Opponents of the tax warned major price increases will discourage smokers from switching to e-cigarettes, which according to Public Health England are 95 percent safer than tobacco rivals.

Four states the District of Columbia and several localities have already passed some form of e-cigarette tax. Maryland’s Montgomery Council passed a 30 percent tax on the wholesale price of e-cigarettes in May, 2015. (RELATED: Local Lawmakers Left Red Faced After Failure Of E-Cigarette Tax)

The Council expected to collect a cool $1.5 million to $2.5 million per year but the latest figures show the tax actually raised just $175,720 — roughly 80 percent short of what officials predicted.

A Tax Foundation report March 22 mapped the entire country showing which states have been most eager to hit vapers with excise taxes.

North Carolina, Minnesota, Kansas, Louisiana, the District of Columbia and three local jurisdictions have already imposed e-cig excise taxes.
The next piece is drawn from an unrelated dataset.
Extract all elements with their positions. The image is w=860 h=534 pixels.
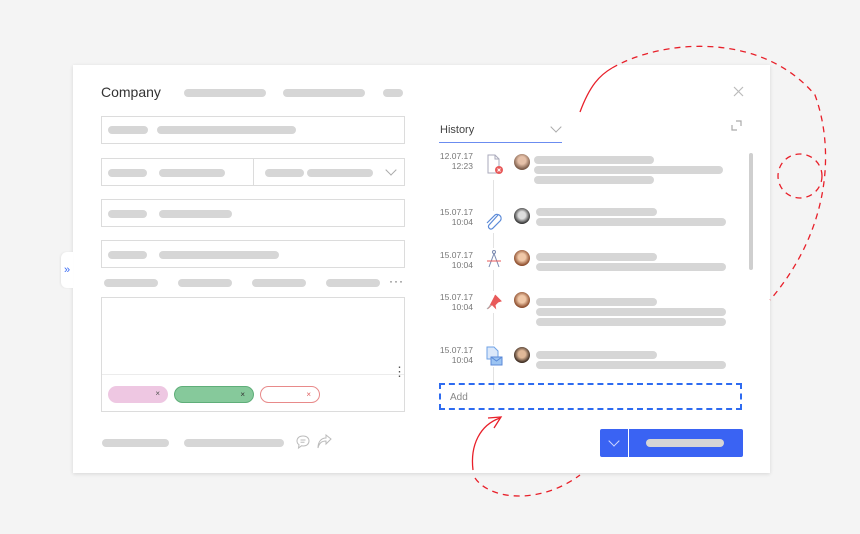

Another 23 states considered raising the cost of vapor products in 2015.

E-cigarettes are a relatively new product, debuting in the U.S. in 2007. As a consequence, there is still huge variation between states in terms of their taxation and regulation; many state legislators are in limbo about how to handle them.

“Policymakers should avoid extending punitive rates from traditional cigarettes to vapor products because it limits the consumer’s ability to use vapor products to quit cigarettes,” said Tax Foundation Economist and Director of State Projects Scott Drenkard. “Our first reaction should not be to impose cigarette taxes on what is fundamentally a different product.”